The first wife was Miss Abbie Hinckley of Stonington.
BACKUS, William W, Norwich, the son of James and Dorothy
Church Chandler Backus of Woodstock, was the sixth of a family of eight children,
and at the time of his father's death was but thirteen years of age,-having
been born October 22, 1803. His mother was the daughter of Charles Chandler,
a member of the Windham country bar, and one of the leading lawyers a the
bar of the state. His whole life have been spent in Norwich, except part
of the year 1819 spent in Marietta, Ohio, in the mercantile establishment
of Dudley Woodbridge, Jr. Ill health necessitated his return to Norwich,
where, since 1819, he has resided at the home of his ancestors, completing
seven generations.

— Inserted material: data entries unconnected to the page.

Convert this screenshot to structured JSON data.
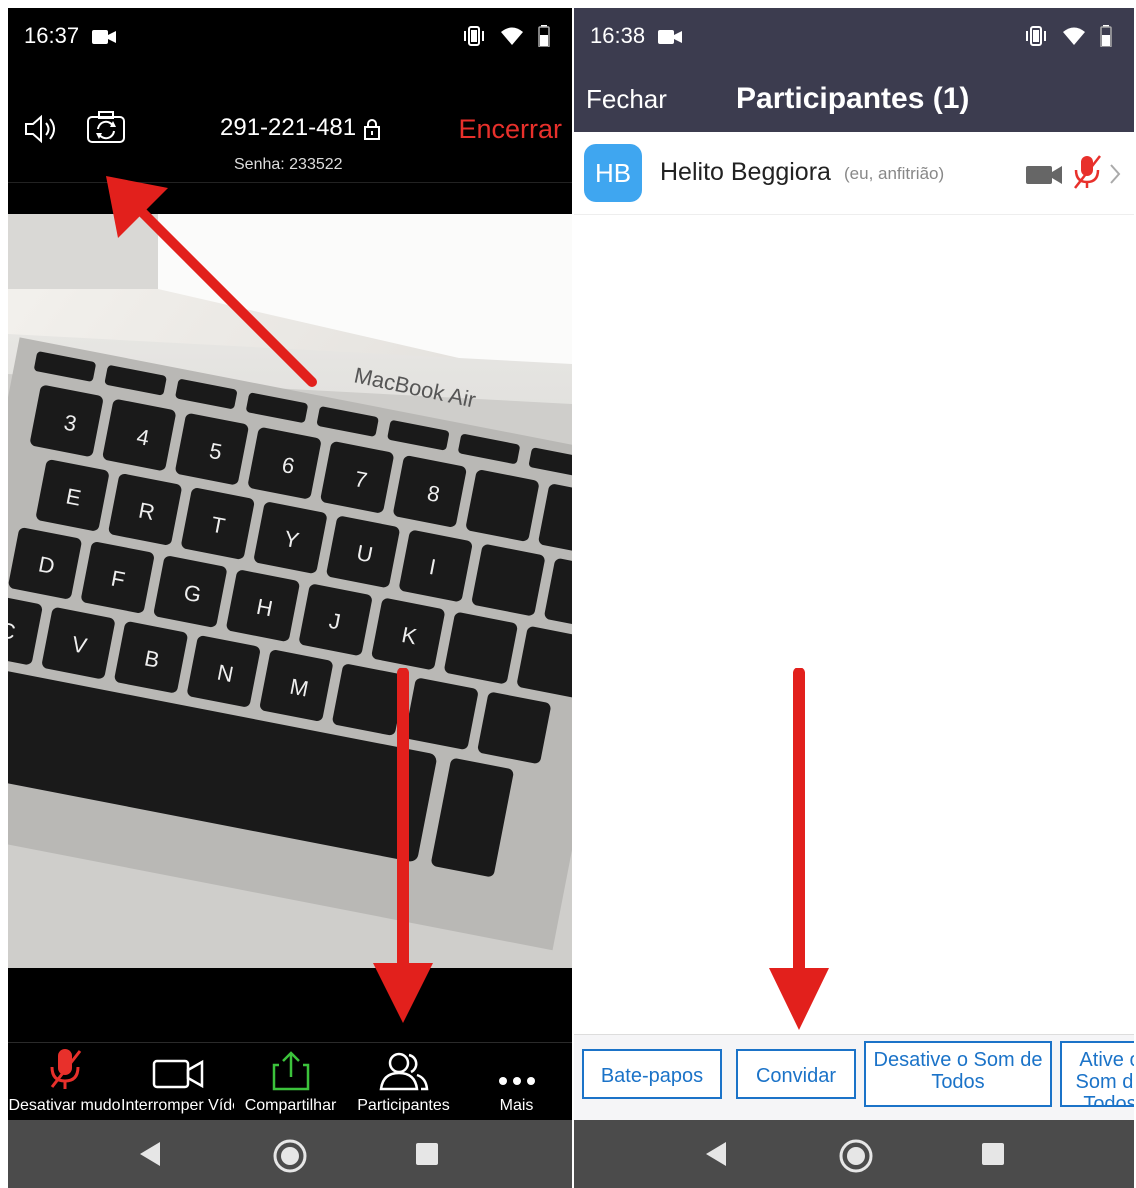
{
  "left": {
    "status": {
      "time": "16:37"
    },
    "meeting": {
      "meeting_id": "291-221-481",
      "password": "Senha: 233522",
      "end_label": "Encerrar"
    },
    "feed": {
      "laptop_text": "MacBook Air"
    },
    "toolbar": [
      {
        "label": "Desativar mudo",
        "icon": "muted-mic-icon"
      },
      {
        "label": "Interromper Vídeo",
        "icon": "video-camera-icon"
      },
      {
        "label": "Compartilhar",
        "icon": "share-upload-icon"
      },
      {
        "label": "Participantes",
        "icon": "participants-icon"
      },
      {
        "label": "Mais",
        "icon": "more-dots-icon"
      }
    ]
  },
  "right": {
    "status": {
      "time": "16:38"
    },
    "header": {
      "close_label": "Fechar",
      "title": "Participantes (1)"
    },
    "participant": {
      "initials": "HB",
      "name": "Helito Beggiora",
      "role": "(eu, anfitrião)"
    },
    "actions": [
      {
        "label": "Bate-papos"
      },
      {
        "label": "Convidar"
      },
      {
        "label": "Desative o Som de Todos"
      },
      {
        "label": "Ative o Som de Todos"
      }
    ]
  },
  "colors": {
    "accent_red": "#e8302b",
    "zoom_blue": "#1b73c8",
    "header_bg": "#3c3c4f",
    "avatar_bg": "#3fa6f0",
    "share_green": "#3cc33c"
  }
}
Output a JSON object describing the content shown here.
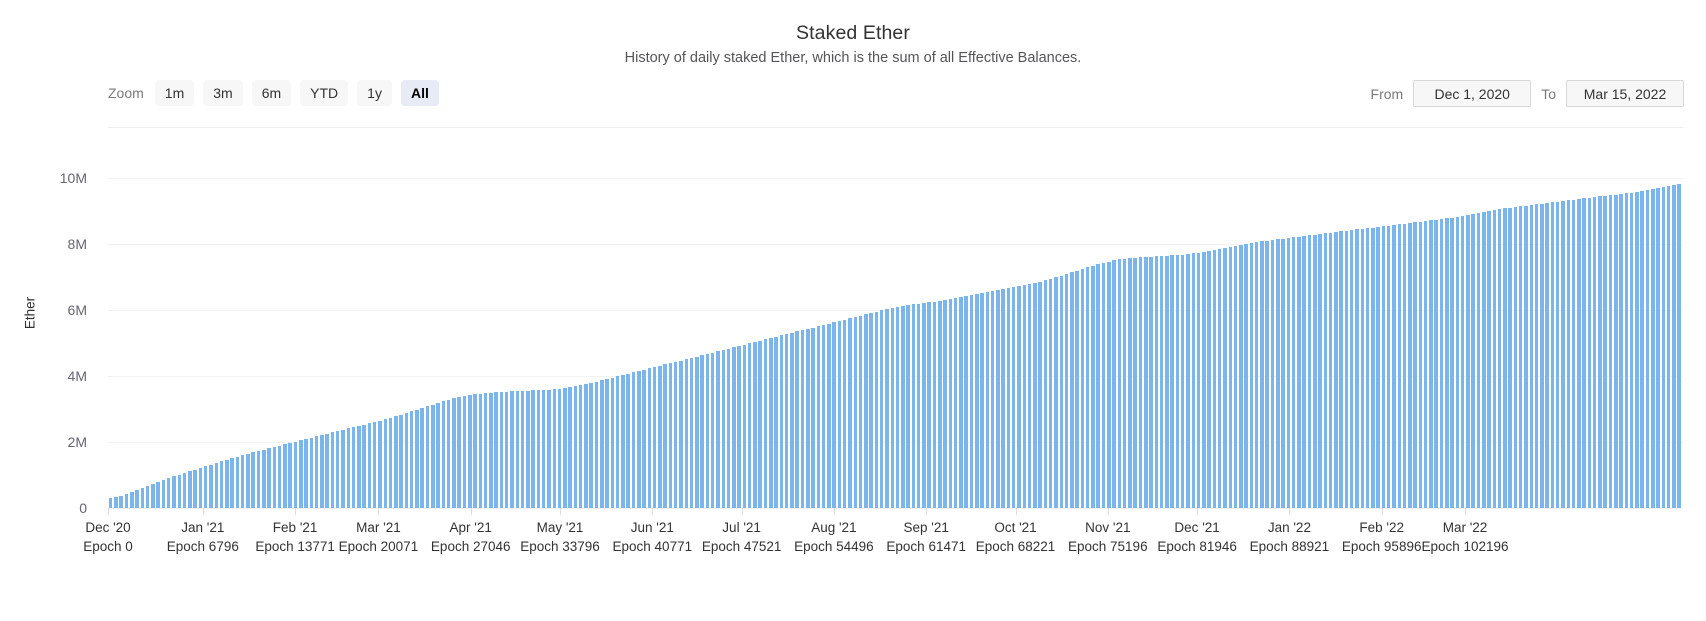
{
  "header": {
    "title": "Staked Ether",
    "subtitle": "History of daily staked Ether, which is the sum of all Effective Balances."
  },
  "range_selector": {
    "label": "Zoom",
    "buttons": [
      {
        "label": "1m",
        "selected": false
      },
      {
        "label": "3m",
        "selected": false
      },
      {
        "label": "6m",
        "selected": false
      },
      {
        "label": "YTD",
        "selected": false
      },
      {
        "label": "1y",
        "selected": false
      },
      {
        "label": "All",
        "selected": true
      }
    ]
  },
  "date_range": {
    "from_label": "From",
    "from_value": "Dec 1, 2020",
    "to_label": "To",
    "to_value": "Mar 15, 2022"
  },
  "chart_data": {
    "type": "bar",
    "title": "Staked Ether",
    "subtitle": "History of daily staked Ether, which is the sum of all Effective Balances.",
    "xlabel": "",
    "ylabel": "Ether",
    "ylim": [
      0,
      10000000
    ],
    "grid": true,
    "legend": false,
    "color": "#7cb5ec",
    "y_ticks": [
      0,
      2000000,
      4000000,
      6000000,
      8000000,
      10000000
    ],
    "y_tick_labels": [
      "0",
      "2M",
      "4M",
      "6M",
      "8M",
      "10M"
    ],
    "x_ticks": [
      {
        "month": "Dec '20",
        "epoch": "Epoch 0",
        "pos": 0.0
      },
      {
        "month": "Jan '21",
        "epoch": "Epoch 6796",
        "pos": 0.0602
      },
      {
        "month": "Feb '21",
        "epoch": "Epoch 13771",
        "pos": 0.1188
      },
      {
        "month": "Mar '21",
        "epoch": "Epoch 20071",
        "pos": 0.1717
      },
      {
        "month": "Apr '21",
        "epoch": "Epoch 27046",
        "pos": 0.2303
      },
      {
        "month": "May '21",
        "epoch": "Epoch 33796",
        "pos": 0.287
      },
      {
        "month": "Jun '21",
        "epoch": "Epoch 40771",
        "pos": 0.3456
      },
      {
        "month": "Jul '21",
        "epoch": "Epoch 47521",
        "pos": 0.4023
      },
      {
        "month": "Aug '21",
        "epoch": "Epoch 54496",
        "pos": 0.4609
      },
      {
        "month": "Sep '21",
        "epoch": "Epoch 61471",
        "pos": 0.5195
      },
      {
        "month": "Oct '21",
        "epoch": "Epoch 68221",
        "pos": 0.5762
      },
      {
        "month": "Nov '21",
        "epoch": "Epoch 75196",
        "pos": 0.6348
      },
      {
        "month": "Dec '21",
        "epoch": "Epoch 81946",
        "pos": 0.6915
      },
      {
        "month": "Jan '22",
        "epoch": "Epoch 88921",
        "pos": 0.7501
      },
      {
        "month": "Feb '22",
        "epoch": "Epoch 95896",
        "pos": 0.8087
      },
      {
        "month": "Mar '22",
        "epoch": "Epoch 102196",
        "pos": 0.8616
      }
    ],
    "series": [
      {
        "name": "Staked Ether",
        "values": [
          300000,
          330000,
          370000,
          420000,
          480000,
          540000,
          600000,
          660000,
          720000,
          780000,
          840000,
          900000,
          960000,
          1010000,
          1060000,
          1110000,
          1160000,
          1210000,
          1260000,
          1310000,
          1360000,
          1410000,
          1460000,
          1510000,
          1560000,
          1610000,
          1650000,
          1690000,
          1730000,
          1770000,
          1810000,
          1850000,
          1890000,
          1930000,
          1970000,
          2010000,
          2050000,
          2090000,
          2130000,
          2170000,
          2210000,
          2250000,
          2290000,
          2330000,
          2370000,
          2410000,
          2450000,
          2490000,
          2530000,
          2570000,
          2610000,
          2650000,
          2690000,
          2730000,
          2780000,
          2830000,
          2880000,
          2930000,
          2980000,
          3030000,
          3080000,
          3130000,
          3180000,
          3230000,
          3280000,
          3320000,
          3360000,
          3400000,
          3430000,
          3450000,
          3470000,
          3490000,
          3500000,
          3510000,
          3520000,
          3530000,
          3540000,
          3550000,
          3555000,
          3560000,
          3565000,
          3570000,
          3580000,
          3590000,
          3600000,
          3620000,
          3640000,
          3660000,
          3690000,
          3720000,
          3750000,
          3790000,
          3830000,
          3870000,
          3910000,
          3950000,
          3990000,
          4030000,
          4070000,
          4110000,
          4150000,
          4190000,
          4230000,
          4270000,
          4310000,
          4350000,
          4390000,
          4430000,
          4470000,
          4510000,
          4550000,
          4590000,
          4630000,
          4670000,
          4710000,
          4750000,
          4790000,
          4830000,
          4870000,
          4910000,
          4950000,
          4990000,
          5030000,
          5070000,
          5110000,
          5150000,
          5190000,
          5230000,
          5270000,
          5310000,
          5350000,
          5390000,
          5430000,
          5470000,
          5510000,
          5550000,
          5590000,
          5630000,
          5670000,
          5710000,
          5750000,
          5790000,
          5830000,
          5870000,
          5910000,
          5950000,
          5990000,
          6020000,
          6050000,
          6080000,
          6110000,
          6140000,
          6170000,
          6190000,
          6210000,
          6230000,
          6250000,
          6280000,
          6310000,
          6340000,
          6370000,
          6400000,
          6430000,
          6460000,
          6490000,
          6520000,
          6550000,
          6580000,
          6610000,
          6640000,
          6670000,
          6700000,
          6730000,
          6760000,
          6790000,
          6820000,
          6860000,
          6900000,
          6940000,
          6990000,
          7040000,
          7090000,
          7140000,
          7190000,
          7240000,
          7290000,
          7340000,
          7390000,
          7430000,
          7470000,
          7510000,
          7540000,
          7560000,
          7580000,
          7590000,
          7600000,
          7610000,
          7620000,
          7630000,
          7640000,
          7650000,
          7660000,
          7670000,
          7680000,
          7700000,
          7720000,
          7740000,
          7760000,
          7790000,
          7820000,
          7850000,
          7880000,
          7910000,
          7940000,
          7970000,
          8000000,
          8030000,
          8060000,
          8080000,
          8100000,
          8120000,
          8140000,
          8160000,
          8180000,
          8200000,
          8220000,
          8240000,
          8260000,
          8280000,
          8300000,
          8320000,
          8340000,
          8360000,
          8380000,
          8400000,
          8420000,
          8440000,
          8460000,
          8480000,
          8500000,
          8520000,
          8540000,
          8560000,
          8580000,
          8600000,
          8620000,
          8640000,
          8660000,
          8680000,
          8700000,
          8720000,
          8740000,
          8760000,
          8780000,
          8800000,
          8830000,
          8860000,
          8890000,
          8920000,
          8950000,
          8980000,
          9010000,
          9040000,
          9060000,
          9080000,
          9100000,
          9120000,
          9140000,
          9160000,
          9180000,
          9200000,
          9220000,
          9240000,
          9260000,
          9280000,
          9300000,
          9320000,
          9340000,
          9360000,
          9380000,
          9400000,
          9420000,
          9440000,
          9460000,
          9480000,
          9500000,
          9520000,
          9540000,
          9560000,
          9590000,
          9620000,
          9650000,
          9680000,
          9710000,
          9740000,
          9770000,
          9800000,
          9830000
        ]
      }
    ]
  }
}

His time has been spent mainly in farm operation, causing
the old farm, with large additions, to bud and blossom, raising large crops
of corn, rye, potatoes, grass, ect; keeping a large amount of stock-annually
fattening one hundred head and buying and selling many more. His losses have
been many and his gains all the time. An eager student, he worked days and
studied nights after going to bed-sometimes into the small hours. His
genealogical researches have been tireless, and he has recently published
an exhaustive record of the Backus family in a book of about 400 pages, including
memoirs, poems, and many other papers of general interest beyond the limits
of the family involved. Mr. Backus is a gentleman of large means, and his
private charities and public benefactions illustrated his wisely philanthropic
disposition. His recent gift of $75,000 toward the founding of the W.W. Backus
hospital in Norwich is an example of his practical sympathy for the unfortunate
and distressed. He is now living quietly at his home in Norwich in fairly
comfortable health, though bent under the burden of nealy ninety years
BAILEY, Asher S, East Hartford: Flour and Grain Merchant, was
one of the best-known business men of East Hartford, was born in Haddam,
Conn., January 6, 1851. He was educated in the common schools of Haddam,
and spent his life there until he was twenty-six years of age, working at
his trade of a carpenter and joiner, when he removed to East Hartford. Since
residing in the last-named town, he has been justice of the peace and school
committee for ten years, and is well known for his active interest in public
affairs. He is an earnest republican. His religious connections are with
the First Baptist church of Hartford. He has been in mercantile business
for the past twelve years. Hi is without any family, having lost by death
his wife and only child.
BAILEY, Benjamin A, Danielsonville: Agent Quinebaug Company, was born
at Marblehead, Mass., June 19, 1828, and was educated in the public schools
of Massachusetts. He is connected with the Wuinebaug Company at Danielsonville
and is a director in the Windham County National Bank of Brooklyn. Mr. Bailey
has been engaged in the manufacture of cotton products and in mechanical
interests during a large portion of his life. Since 1874 he has been the
agent of the Quinebaug Company. He has resided at Great Falls, N.H., and
at Biddeford and Lewiston, Me. In the latter city he was a member of both
branches of the court of common council, serving as a republican. His wife,
who is still living, was Emily W Burbank of Conway, N.H. They have had six
children five of whom, four sons, and on daughter, are living. Mr. Bailey
is a member of the Congregational church at Danielsonville.